Erscheinungsjahr: 2009
Besonderheiten/Stil: instrumental; RetroProg; sonstiges
Label: Eigenproduktion
Durchschnittswertung: 11.75/15 (4 Rezensionen)

Besetzung

Craig Beebe Keyboards
John Galbraith Guitars
Chris Johnson Basses
Jeff Martinov Drums, Percussion

Gastmusiker

Colin McAllister Classical Guitar
Emily Packard Violin
Hande Erdem Violin
Lauren Elledge Viola
Heather Vorwerck Cello

Tracklist

Disc 1
1. Mirage 5:47
2. Comedown seduction 2:34
3. Imbroglio I 1:12
4. Celexa 2:14
5. Deceptive cadence 2:51
6. Crash 3:02
7. Imbroglio II 3:25
8. Arzamas revisited 2:22
9. Breathe 2:36
10. No Jesus 3:00
11. Imbroglio III 1:12
12. 225 piece jigsaw 5:39
13. Old tapes 5:42
14. Mirage immanent 5:02
15. Avarice Atoned   (Bonustrack) 7:05
Gesamtlaufzeit53:43


Rezensionen


Von: Achim Breiling @ (Rezension 1 von 4)


Fast 10 Jahre haben Craig Beebe und John Galbraith gebraucht, um den Nachfolger von "Prometheus" einzuspielen. Im Spätherbst 2009 war es dann soweit. Mit "Diablo" legten Maxwell's Demon ihren zweiten Tonträger vor. Und gemäß dem alten Sprichwort "Gut Ding will Weile haben" ist "Diablo" ein sehr gutes Album geworden.

Ein paar Dinge haben sich seit dem Erscheinen von "Prometheus" verändert. Beebe und Galbraith haben z.B. ihre Band um einen Bassisten erweitert, für Jim Waters bearbeitet nun Jeff Martinov das Schlagzeug und Galbraith verzichtet weitestgehend auf das Flötenspiel.

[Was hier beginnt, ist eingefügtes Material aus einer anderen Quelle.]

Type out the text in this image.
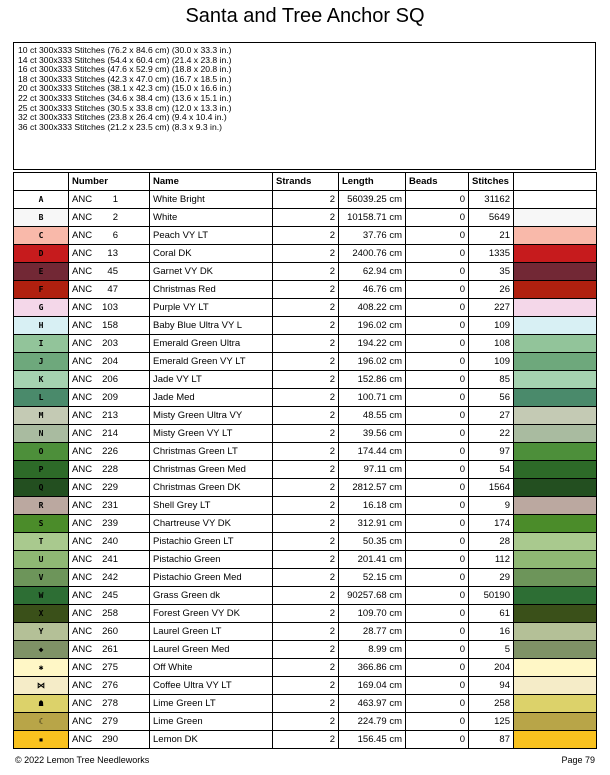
Santa and Tree Anchor SQ
10 ct 300x333 Stitches (76.2 x 84.6 cm) (30.0 x 33.3 in.)
14 ct 300x333 Stitches (54.4 x 60.4 cm) (21.4 x 23.8 in.)
16 ct 300x333 Stitches (47.6 x 52.9 cm) (18.8 x 20.8 in.)
18 ct 300x333 Stitches (42.3 x 47.0 cm) (16.7 x 18.5 in.)
20 ct 300x333 Stitches (38.1 x 42.3 cm) (15.0 x 16.6 in.)
22 ct 300x333 Stitches (34.6 x 38.4 cm) (13.6 x 15.1 in.)
25 ct 300x333 Stitches (30.5 x 33.8 cm) (12.0 x 13.3 in.)
32 ct 300x333 Stitches (23.8 x 26.4 cm) (9.4 x 10.4 in.)
36 ct 300x333 Stitches (21.2 x 23.5 cm) (8.3 x 9.3 in.)
	Number	Name	Strands	Length	Beads	Stitches	
A	ANC 1	White Bright	2	56039.25 cm	0	31162	
B	ANC 2	White	2	10158.71 cm	0	5649	
C	ANC 6	Peach VY LT	2	37.76 cm	0	21	
D	ANC 13	Coral DK	2	2400.76 cm	0	1335	
E	ANC 45	Garnet VY DK	2	62.94 cm	0	35	
F	ANC 47	Christmas Red	2	46.76 cm	0	26	
G	ANC 103	Purple VY LT	2	408.22 cm	0	227	
H	ANC 158	Baby Blue Ultra VY L	2	196.02 cm	0	109	
I	ANC 203	Emerald Green Ultra	2	194.22 cm	0	108	
J	ANC 204	Emerald Green VY LT	2	196.02 cm	0	109	
K	ANC 206	Jade VY LT	2	152.86 cm	0	85	
L	ANC 209	Jade Med	2	100.71 cm	0	56	
M	ANC 213	Misty Green Ultra VY	2	48.55 cm	0	27	
N	ANC 214	Misty Green VY LT	2	39.56 cm	0	22	
O	ANC 226	Christmas Green LT	2	174.44 cm	0	97	
P	ANC 228	Christmas Green Med	2	97.11 cm	0	54	
Q	ANC 229	Christmas Green DK	2	2812.57 cm	0	1564	
R	ANC 231	Shell Grey LT	2	16.18 cm	0	9	
S	ANC 239	Chartreuse VY DK	2	312.91 cm	0	174	
T	ANC 240	Pistachio Green LT	2	50.35 cm	0	28	
U	ANC 241	Pistachio Green	2	201.41 cm	0	112	
V	ANC 242	Pistachio Green Med	2	52.15 cm	0	29	
W	ANC 245	Grass Green dk	2	90257.68 cm	0	50190	
X	ANC 258	Forest Green VY DK	2	109.70 cm	0	61	
Y	ANC 260	Laurel Green LT	2	28.77 cm	0	16	
◆	ANC 261	Laurel Green Med	2	8.99 cm	0	5	
✱	ANC 275	Off White	2	366.86 cm	0	204	
⋈	ANC 276	Coffee Ultra VY LT	2	169.04 cm	0	94	
☗	ANC 278	Lime Green LT	2	463.97 cm	0	258	
☾	ANC 279	Lime Green	2	224.79 cm	0	125	
▪	ANC 290	Lemon DK	2	156.45 cm	0	87	
© 2022 Lemon Tree Needleworks	Page 79
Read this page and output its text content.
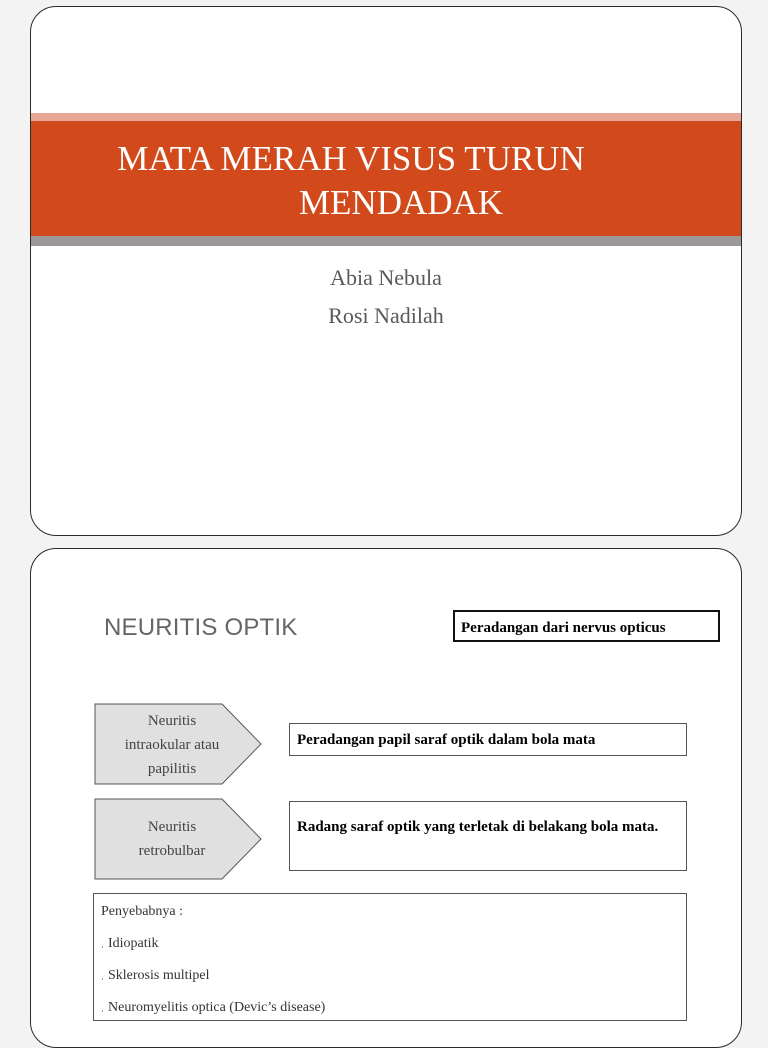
MATA MERAH VISUS TURUN
MENDADAK
Abia Nebula
Rosi Nadilah
NEURITIS OPTIK	Peradangan dari nervus opticus
Neuritis
intraokular atau
papilitis
Peradangan papil saraf optik dalam bola mata
Neuritis
retrobulbar
Radang saraf optik yang terletak di belakang bola mata.
Penyebabnya :
· Idiopatik
· Sklerosis multipel
· Neuromyelitis optica (Devic’s disease)
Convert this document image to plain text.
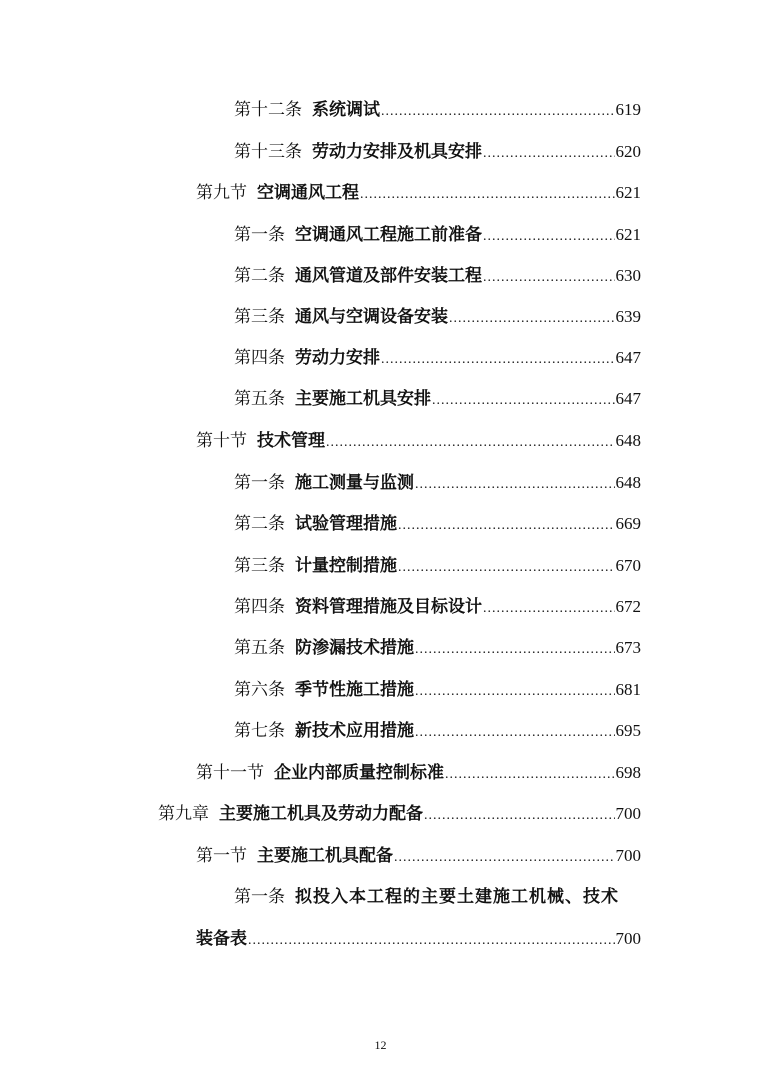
第十二条 系统调试 .....	619
第十三条 劳动力安排及机具安排 .....	620
第九节 空调通风工程 .....	621
第一条 空调通风工程施工前准备 .....	621
第二条 通风管道及部件安装工程 .....	630
第三条 通风与空调设备安装 .....	639
第四条 劳动力安排 .....	647
第五条 主要施工机具安排 .....	647
第十节 技术管理 .....	648
第一条 施工测量与监测 .....	648
第二条 试验管理措施 .....	669
第三条 计量控制措施 .....	670
第四条 资料管理措施及目标设计 .....	672
第五条 防渗漏技术措施 .....	673
第六条 季节性施工措施 .....	681
第七条 新技术应用措施 .....	695
第十一节 企业内部质量控制标准 .....	698
第九章 主要施工机具及劳动力配备 .....	700
第一节 主要施工机具配备 .....	700
第一条 拟投入本工程的主要土建施工机械、技术
装备表 .....	700
12
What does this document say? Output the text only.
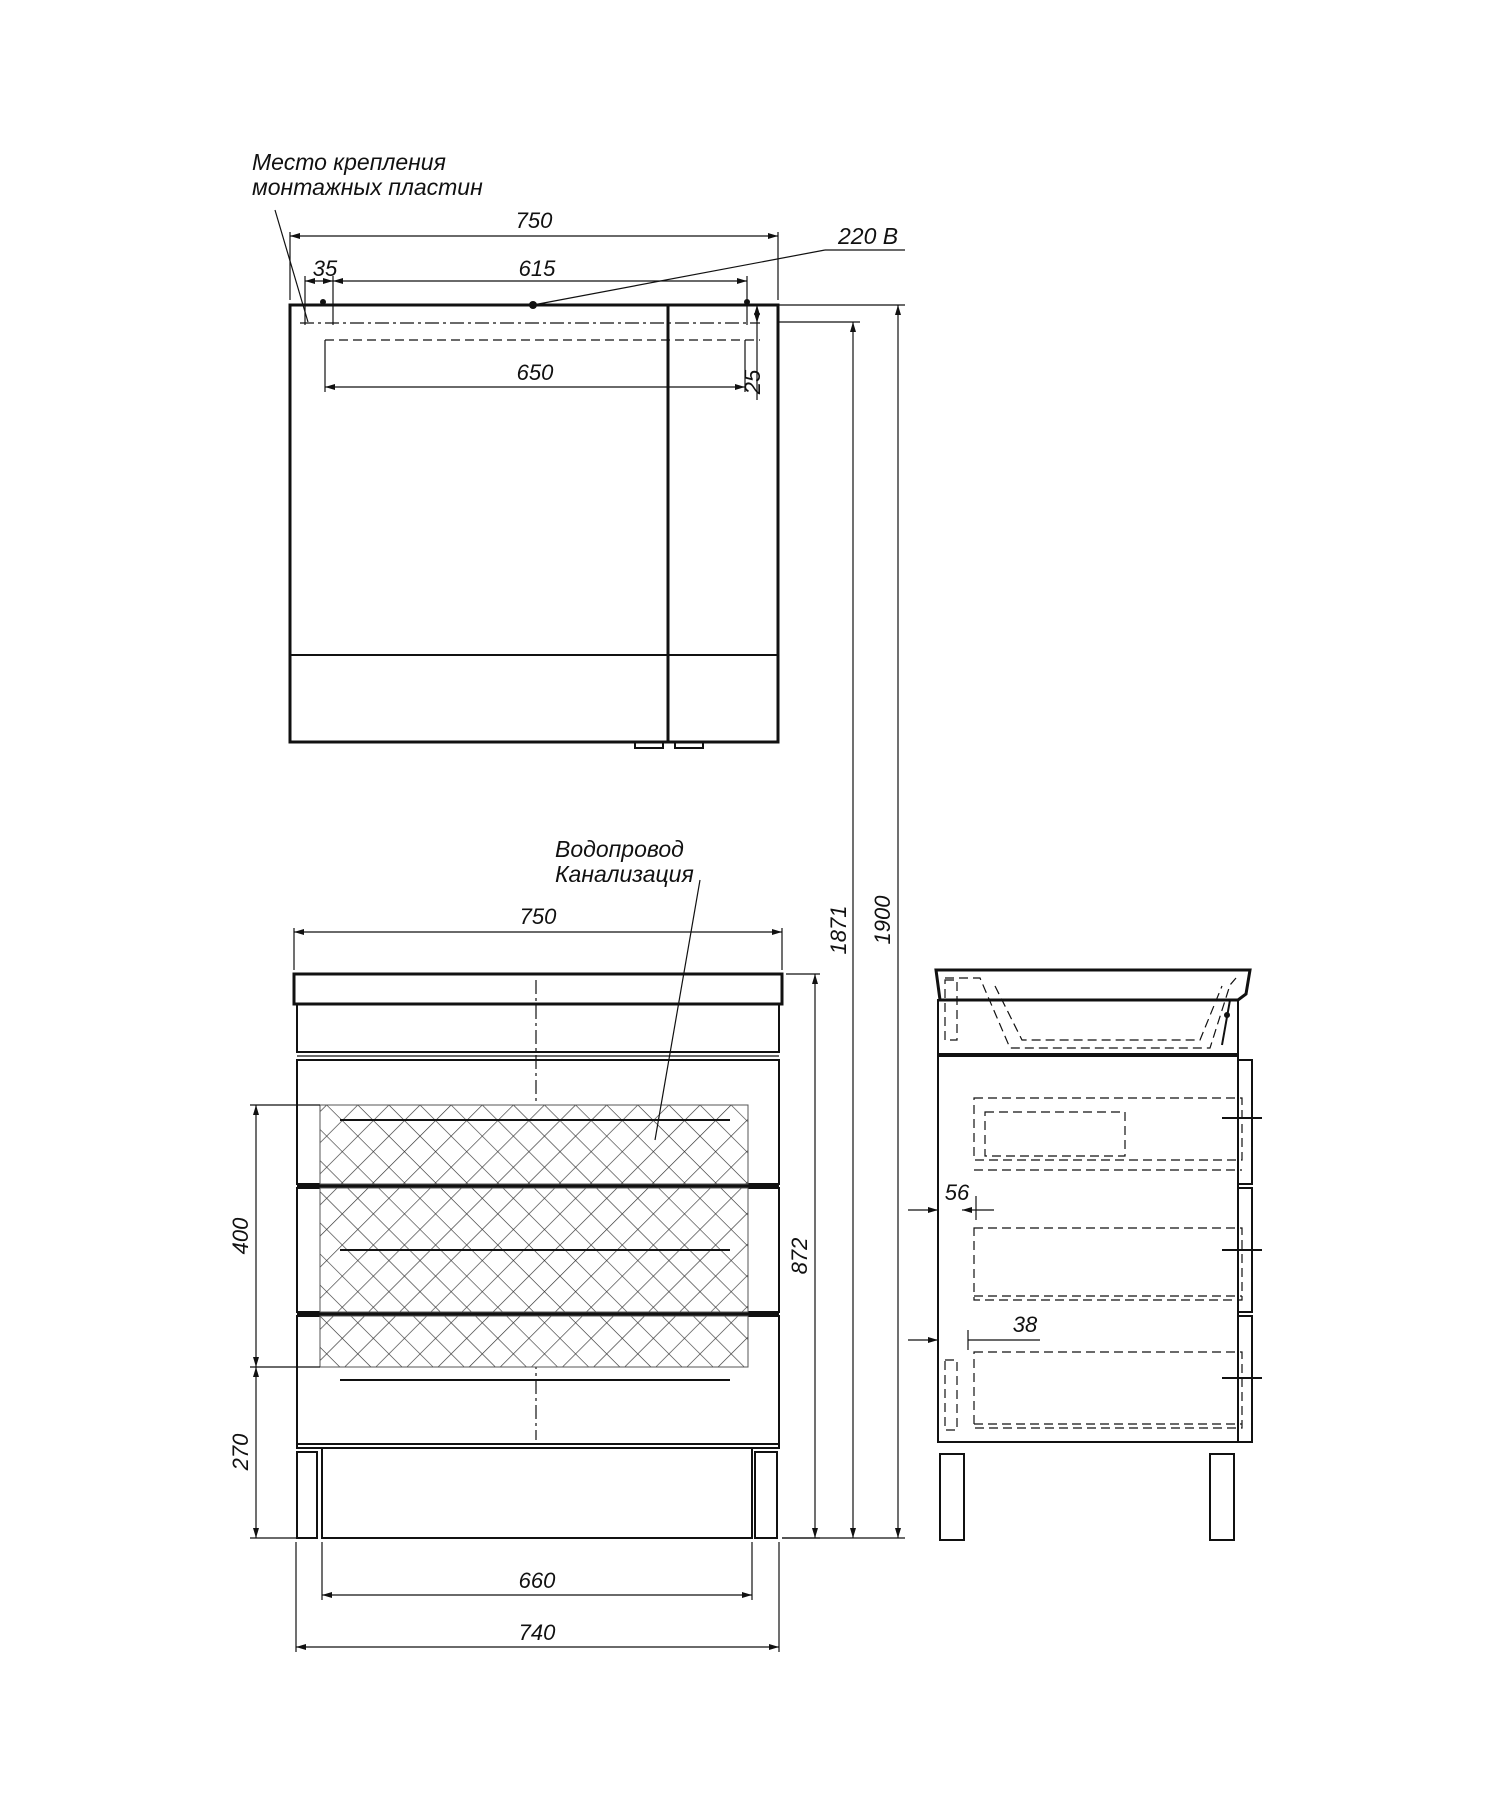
750
35	615
650	25
Место крепления
монтажных пластин
220 В
750
400
270
872
660
740
Водопровод
Канализация
1871 1900
56
38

Dafür haben Maxwell's Demon für "Diablo" ein Streichquartett und einen klassisch ausgebildeten Akustikgitarristen engagiert. Ansonsten bearbeiten die Bandmitglieder wieder eine umfangreiche Ansammlung von Tasteninstrumenten, E-Gitarren, Bässen und Perkussionsinstrumenten, die im Beiheft minutiös aufgelistet sind.

Das Album ist in drei jeweils durchgehende Sessions gegliedert, die die Tracks 1-5, 6-11 und 12-14 umfassen. Track 15 - "Avarice Atoned" - ist der Beitrag von Maxwell's Demon für das Album "Purgatorio", einem (bisher offenbar noch nicht veröffentlichten - stand Frühjahr 2010) Teil der Colossus-Multibandprojekte (über Dantes "Divina Comedia" - siehe auch "Dante's Inferno - The Divine Comedy Part I"), und wurde hier als Bonus beigefügt. "Diablo" besteht somit aus drei suitenartigen Longtracks und dem Bonusstück, das aber auch als abschließender Epilog sehr gut funktioniert.

Diverse "antiquierte" Tastenklänge bestimmen die Musik, eine Hammond B3, ein Mellotron 400, ein Minimoog, ein Oberheim OB-Xa, ein Roland Jupiter 6, klanglich erweitert durch diverse analoge Module und Effektgeräte. Dazu kommen fast gleichberechtigt Galbraiths verschiedene Gitarren und schließlich die Rhythmusabteilung, wobei sich Schlagzeuger Jeff Martinov ab und zu auch an der Marimba in Szene setzt. In den ersten beiden Sessions wird die Band klangprägend vom Streichquartett unterstützt, was dann eine recht eigene, sehr gelungene Melange aus zeitgenoessisch-klassischem Gefiedel, elektronisch-akustischen Klangmalereien und kantig-komplexem Prog ergibt. Gesungen wird nicht.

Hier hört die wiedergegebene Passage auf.